“She had not known the weight until she felt the freedom.”
― Nathaniel Hawthorne, The Scarlet Letter
As someone who aspires to be a good white ally, I’ve had mixed experiences with anti-racism, anti-oppression, multiculturalism (ARAOMC) trainings that I have taken over the years. Some trainings felt like we were just going through the motions. A few made me feel shame and guilt. Still others were transformational.
What the shaming and transformational trainings had in common was their relational nature. The people leading and participating in the training made all the difference.
The transformational trainings had an atmosphere of humility and curiosity. I felt an invitation to authentically engage with the work together, and a covenantal sense that provided permission to begin again whenever anyone made mistakes.
The trainings that made me feel shame and guilt had a judging atmosphere; sometimes through subtle non-verbal cues, sometimes through people (often other participants) calling one another on the carpet when someone made an unwitting statement or some other multicultural misstep.

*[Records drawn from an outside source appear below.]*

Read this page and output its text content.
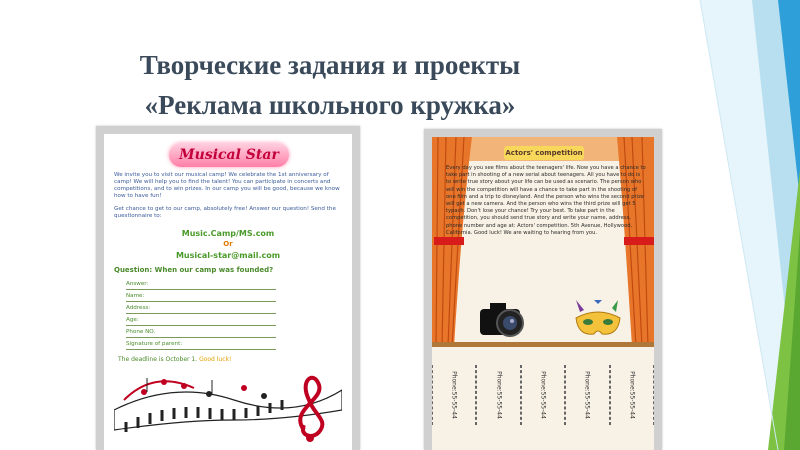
Творческие задания и проекты
«Реклама школьного кружка»
Musical Star
We invite you to visit our musical camp! We celebrate the 1st anniversary of camp! We will help you to find the talent! You can participate in concerts and competitions, and to win prizes. In our camp you will be good, because we know how to have fun!
Get chance to get to our camp, absolutely free! Answer our question! Send the questionnaire to:
Music.Camp/MS.com
Or
Musical-star@mail.com
Question: When our camp was founded?
Answer:
Name:
Address:
Age:
Phone NO.
Signature of parent:
The deadline is October 1. Good luck!
Actors' competition
Every day you see films about the teenagers' life. Now you have a chance to take part in shooting of a new serial about teenagers. All you have to do is to write true story about your life can be used as scenario. The person who will win the competition will have a chance to take part in the shooting of one film and a trip to disneyland. And the person who wins the second prize will get a new camera. And the person who wins the third prize will get 5 typach. Don't lose your chance! Try your best. To take part in the competition, you should send true story and write your name, address, phone number and age at: Actors' competition. 5th Avenue, Hollywood, California. Good luck! We are waiting to hearing from you.
Phone:55-55-44	Phone:55-55-44	Phone:55-55-44	Phone:55-55-44	Phone:55-55-44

I wonder if there isn’t some old Puritan DNA in the UU culture, as if there is temptation to mark one another with a big letter “G” for guilt, much like Hester (in Nathaniel Hawthorne’s The Scarlet Letter) was marked with an “A” for adultery.
Fortunately, we UUs are the keepers of the Living Tradition, so we have the agency to choose–to change our habits and customs. And I think those in leadership are learning how to do so.
I had the pleasure of taking a training on intercultural sensitivity with Beth Zemsky at a staff meeting earlier this month. It was a transformational experience. What I really like about her model is that it is developmental — it assesses the ways in which we experience and respond to difference (somewhat unconsciously) while it also accounts for our aspirations and encourages continued growth. (We are the Living Tradition!) For me, engaging with this Developmental Model of Intercultural Sensitivity (DMIS) provided an ARAOMC experience where I was not burdened with the weight of guilt and shame.